Rip Nunnery and Gerald Blanchard show their 180lbs of bass taken off one spot on Lake Eufaula, AL during the 1969 Bass Master event. Photo Rip Nunnery.

Yesterday we posted a piece about Rip Nunnery and a record that will never be broken.  Rip’s 15-bass one-day limit out of Lake Eufaula, AL in 1969.  Today I have more Rip Nunnery, but this time more about his bait company, Bandit Bass Lures.

As I wrote yesterday, Rip was a mentor of mine as a kid in southern California. But he wasn’t just my mentor.  He mentored a few kids that hung out at the local tackle shops and one of those kids was Jon Kuch.  Jon and I were fishing partners until I left California in the early 90s.

Jon was kind enough to send me some pics of some of Rip’s old baits, still in the package and an old pic of Rip and Blanchard, that Rip gave him, from the 1969 Eufaula tournament.

In the lead-in picture, there’s Rip and Gerald Blanchard holding his day-one record limit as well as the combined boat record of 180 pounds. I don’t think this picture was ever published.

The other pictures show a couple of Rip’s baits, his Bush Hog Spinnerbait, version 1 and 2, along with a bait he called a Twig Pig. The Twig Pig is a Matty-style bait – a jig with a spinner blade attached to the hook. I can’t believe this bait hasn’t been resurrected since the 70s – it was a killer ledge bait then and would be today (I want the proceeds from any company that reintroduces it from now on!).

The Matty, or Twig Pig as Rip called his version, was made from original football head molds (I mean molds made from the guy who invented the football head, Larry McCain), and were dressed with a vinyl skirt, piece of red plastic worm and then a #2 Colorado or #2 Indiana blade was affixed to the hook via a barrel swivel.

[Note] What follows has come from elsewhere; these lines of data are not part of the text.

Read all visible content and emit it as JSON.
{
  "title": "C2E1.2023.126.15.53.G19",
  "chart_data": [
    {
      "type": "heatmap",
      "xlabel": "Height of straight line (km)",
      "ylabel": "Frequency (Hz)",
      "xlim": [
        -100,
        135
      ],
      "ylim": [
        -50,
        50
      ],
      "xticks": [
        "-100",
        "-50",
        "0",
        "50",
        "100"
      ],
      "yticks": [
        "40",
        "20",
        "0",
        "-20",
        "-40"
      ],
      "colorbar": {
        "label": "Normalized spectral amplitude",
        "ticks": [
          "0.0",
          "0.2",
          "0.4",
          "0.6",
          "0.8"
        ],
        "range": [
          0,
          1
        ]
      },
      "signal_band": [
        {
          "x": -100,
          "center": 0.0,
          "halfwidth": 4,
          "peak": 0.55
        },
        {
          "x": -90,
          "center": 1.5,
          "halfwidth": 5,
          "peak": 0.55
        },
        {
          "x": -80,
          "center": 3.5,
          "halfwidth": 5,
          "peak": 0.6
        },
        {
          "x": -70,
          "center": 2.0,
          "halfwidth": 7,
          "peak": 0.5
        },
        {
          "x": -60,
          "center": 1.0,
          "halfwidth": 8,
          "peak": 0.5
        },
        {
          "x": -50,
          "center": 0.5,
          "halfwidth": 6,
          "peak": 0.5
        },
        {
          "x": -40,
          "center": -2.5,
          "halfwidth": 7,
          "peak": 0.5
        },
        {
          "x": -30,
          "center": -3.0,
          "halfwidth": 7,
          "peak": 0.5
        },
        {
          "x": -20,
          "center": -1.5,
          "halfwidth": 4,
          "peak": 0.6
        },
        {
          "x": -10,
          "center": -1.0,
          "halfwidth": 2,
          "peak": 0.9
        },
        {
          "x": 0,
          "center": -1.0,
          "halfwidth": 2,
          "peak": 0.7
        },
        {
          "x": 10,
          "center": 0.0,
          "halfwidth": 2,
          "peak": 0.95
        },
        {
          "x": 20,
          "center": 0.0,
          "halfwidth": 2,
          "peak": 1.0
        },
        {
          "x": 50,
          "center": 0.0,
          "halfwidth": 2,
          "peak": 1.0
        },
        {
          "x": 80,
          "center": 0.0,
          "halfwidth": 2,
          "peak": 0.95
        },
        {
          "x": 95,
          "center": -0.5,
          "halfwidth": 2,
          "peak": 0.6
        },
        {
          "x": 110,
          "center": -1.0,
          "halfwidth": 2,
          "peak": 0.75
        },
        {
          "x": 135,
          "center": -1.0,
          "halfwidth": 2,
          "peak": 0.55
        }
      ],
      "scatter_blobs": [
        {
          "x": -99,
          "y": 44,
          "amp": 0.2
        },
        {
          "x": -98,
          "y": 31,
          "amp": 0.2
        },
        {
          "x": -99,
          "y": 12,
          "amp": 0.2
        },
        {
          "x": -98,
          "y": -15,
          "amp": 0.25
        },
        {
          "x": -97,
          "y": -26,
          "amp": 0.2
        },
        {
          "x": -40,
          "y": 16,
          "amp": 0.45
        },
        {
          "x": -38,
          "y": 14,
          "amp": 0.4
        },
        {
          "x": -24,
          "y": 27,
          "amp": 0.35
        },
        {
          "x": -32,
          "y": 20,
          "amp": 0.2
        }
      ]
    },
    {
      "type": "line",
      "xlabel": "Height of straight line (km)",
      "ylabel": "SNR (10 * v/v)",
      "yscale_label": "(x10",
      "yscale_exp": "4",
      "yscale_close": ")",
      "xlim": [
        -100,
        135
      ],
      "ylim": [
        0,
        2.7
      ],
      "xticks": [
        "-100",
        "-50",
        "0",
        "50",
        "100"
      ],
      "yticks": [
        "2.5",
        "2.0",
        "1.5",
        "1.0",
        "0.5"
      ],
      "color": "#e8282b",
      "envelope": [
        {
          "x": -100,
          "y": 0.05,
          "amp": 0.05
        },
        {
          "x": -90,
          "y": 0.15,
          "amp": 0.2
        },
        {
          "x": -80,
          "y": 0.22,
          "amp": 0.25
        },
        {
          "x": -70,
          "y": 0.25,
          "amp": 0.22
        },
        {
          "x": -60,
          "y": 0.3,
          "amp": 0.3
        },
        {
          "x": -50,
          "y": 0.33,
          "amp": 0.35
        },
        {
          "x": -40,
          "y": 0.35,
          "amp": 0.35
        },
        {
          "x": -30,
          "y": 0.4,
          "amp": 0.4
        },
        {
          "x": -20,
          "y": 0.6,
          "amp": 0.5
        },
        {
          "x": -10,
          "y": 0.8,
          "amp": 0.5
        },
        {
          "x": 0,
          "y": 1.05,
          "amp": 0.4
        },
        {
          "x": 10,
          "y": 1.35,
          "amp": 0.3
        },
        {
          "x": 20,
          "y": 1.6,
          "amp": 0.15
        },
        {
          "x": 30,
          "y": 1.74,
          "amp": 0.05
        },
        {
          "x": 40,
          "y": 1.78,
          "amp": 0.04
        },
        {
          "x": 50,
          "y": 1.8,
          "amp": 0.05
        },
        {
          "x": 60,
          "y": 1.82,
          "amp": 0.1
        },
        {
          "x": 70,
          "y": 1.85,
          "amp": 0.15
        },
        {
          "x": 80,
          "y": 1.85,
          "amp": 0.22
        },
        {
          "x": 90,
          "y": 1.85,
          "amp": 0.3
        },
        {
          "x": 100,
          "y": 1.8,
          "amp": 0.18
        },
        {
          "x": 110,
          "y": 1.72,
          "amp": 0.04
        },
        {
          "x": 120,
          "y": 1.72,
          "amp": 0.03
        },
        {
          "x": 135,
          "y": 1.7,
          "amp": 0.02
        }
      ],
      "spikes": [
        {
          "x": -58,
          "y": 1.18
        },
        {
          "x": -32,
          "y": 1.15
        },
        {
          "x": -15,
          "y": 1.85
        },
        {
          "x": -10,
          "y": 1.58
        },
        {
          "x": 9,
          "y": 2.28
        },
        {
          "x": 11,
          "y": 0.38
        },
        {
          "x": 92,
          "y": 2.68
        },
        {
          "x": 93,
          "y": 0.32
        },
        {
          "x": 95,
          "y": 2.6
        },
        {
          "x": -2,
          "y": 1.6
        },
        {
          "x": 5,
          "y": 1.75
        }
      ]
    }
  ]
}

Cast the bait out on top of a ledge and let it sink to the bottom. Then, grind the reel three or four turns and stop, let the bait sink and repeat. One of the times you let the bait fall, that familiar “tap” would happen and then in typical Rip Nunnery fashion, you’d reel like a mad man until the bend in your rod was to the point you couldn’t hold the rod up anymore and then you’d set the hook. The outcome would either be a fish in the boat or a broken rod handle and a fish in the boat.